Effects of the second phases on corrosion resistance of AZ91-xGd alloys treated with ultrasonic vibration

Abstract

The effects of the second phases on corrosion resistance of AZ91-xGd alloys treated with ultrasonic vibration were revealed by morphological observation, hydrogen evolution and weight loss methods, potentiodynamic polarization measurement, and electrochemical impedance spectroscopy. The addition of Gd led to the formation of many fine Al2Gd/Al–Mn–Gd particles that consumed Al and reduced the volume fraction of β-Mg17Al12 phase. Meanwhile, the β-Mg17Al12 phase morphology in ultrasound-treated AZ91-Gd alloys changed from semi-continuous reticular structure to rod-shaped and granular structure.
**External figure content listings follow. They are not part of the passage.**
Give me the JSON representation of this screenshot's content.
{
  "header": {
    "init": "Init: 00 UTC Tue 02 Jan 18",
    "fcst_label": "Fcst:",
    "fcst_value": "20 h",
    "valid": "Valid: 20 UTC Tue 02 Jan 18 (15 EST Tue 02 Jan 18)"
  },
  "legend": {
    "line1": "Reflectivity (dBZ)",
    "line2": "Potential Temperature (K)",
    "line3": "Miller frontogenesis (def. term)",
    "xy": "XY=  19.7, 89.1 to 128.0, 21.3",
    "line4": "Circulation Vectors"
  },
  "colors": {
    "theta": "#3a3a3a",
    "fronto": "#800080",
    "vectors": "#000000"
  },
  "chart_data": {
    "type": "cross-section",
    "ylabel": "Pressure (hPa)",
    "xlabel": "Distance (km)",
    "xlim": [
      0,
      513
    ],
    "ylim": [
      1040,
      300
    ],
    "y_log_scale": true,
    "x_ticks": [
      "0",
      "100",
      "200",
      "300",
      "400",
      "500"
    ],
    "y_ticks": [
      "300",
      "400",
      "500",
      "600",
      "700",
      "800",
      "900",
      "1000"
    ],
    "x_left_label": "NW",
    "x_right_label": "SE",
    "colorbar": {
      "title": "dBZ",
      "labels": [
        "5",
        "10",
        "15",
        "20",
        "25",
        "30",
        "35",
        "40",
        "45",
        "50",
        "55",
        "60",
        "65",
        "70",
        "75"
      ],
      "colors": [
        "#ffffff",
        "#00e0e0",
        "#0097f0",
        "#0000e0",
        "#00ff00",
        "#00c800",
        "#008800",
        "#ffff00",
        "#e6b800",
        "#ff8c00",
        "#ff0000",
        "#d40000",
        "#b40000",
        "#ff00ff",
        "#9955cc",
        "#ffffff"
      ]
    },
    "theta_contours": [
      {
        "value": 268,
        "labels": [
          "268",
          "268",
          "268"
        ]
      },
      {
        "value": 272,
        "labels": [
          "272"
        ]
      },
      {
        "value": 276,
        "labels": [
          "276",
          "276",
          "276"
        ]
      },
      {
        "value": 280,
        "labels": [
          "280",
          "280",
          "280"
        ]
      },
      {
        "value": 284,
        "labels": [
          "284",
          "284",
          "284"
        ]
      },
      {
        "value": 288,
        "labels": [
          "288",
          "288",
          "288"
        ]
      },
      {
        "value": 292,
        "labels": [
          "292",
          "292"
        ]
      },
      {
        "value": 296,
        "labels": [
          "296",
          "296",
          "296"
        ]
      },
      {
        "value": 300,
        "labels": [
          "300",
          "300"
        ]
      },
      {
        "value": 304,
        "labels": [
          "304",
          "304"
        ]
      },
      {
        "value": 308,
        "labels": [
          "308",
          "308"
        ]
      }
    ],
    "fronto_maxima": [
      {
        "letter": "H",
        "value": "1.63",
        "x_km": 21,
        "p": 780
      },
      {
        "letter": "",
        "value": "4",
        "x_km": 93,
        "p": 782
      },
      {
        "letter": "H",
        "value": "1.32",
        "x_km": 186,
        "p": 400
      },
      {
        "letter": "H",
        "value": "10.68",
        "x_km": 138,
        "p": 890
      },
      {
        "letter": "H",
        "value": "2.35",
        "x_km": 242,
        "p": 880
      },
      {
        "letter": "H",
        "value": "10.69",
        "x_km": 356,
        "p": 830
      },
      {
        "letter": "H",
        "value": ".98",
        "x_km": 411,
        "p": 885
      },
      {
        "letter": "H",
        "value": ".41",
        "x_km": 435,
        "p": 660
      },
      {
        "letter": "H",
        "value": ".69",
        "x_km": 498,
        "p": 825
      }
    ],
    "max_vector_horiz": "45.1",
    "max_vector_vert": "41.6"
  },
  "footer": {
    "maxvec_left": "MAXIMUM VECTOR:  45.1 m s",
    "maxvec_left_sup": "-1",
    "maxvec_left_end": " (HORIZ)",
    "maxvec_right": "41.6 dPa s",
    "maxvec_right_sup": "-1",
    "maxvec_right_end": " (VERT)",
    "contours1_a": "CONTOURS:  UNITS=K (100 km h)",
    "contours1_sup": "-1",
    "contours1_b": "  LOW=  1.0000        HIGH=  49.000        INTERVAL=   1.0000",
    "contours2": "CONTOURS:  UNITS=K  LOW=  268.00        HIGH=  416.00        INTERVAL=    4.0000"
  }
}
The ultrasound-treated AZ91–1.0 wt% Gd alloy with fine granular β-Mg17Al12 phase and Al2Gd/Al–Mn–Gd particles showed better corrosion resistance than other ultrasound-treated alloys. Micro-galvanic corrosion was formed and rapidly extended to the matrix alloy interior along local coarser reticular β-Mg17Al12 phase, then causing localized serious corrosion. The finer and dispersed rod-shaped β-Mg17Al12 phase and Al2Gd/Al-Mn-Gd particles led to micro-galvanic corrosion uniformly distribute on the surface of alloys, and formed a uniform corrosion layer with 18 μm thickness.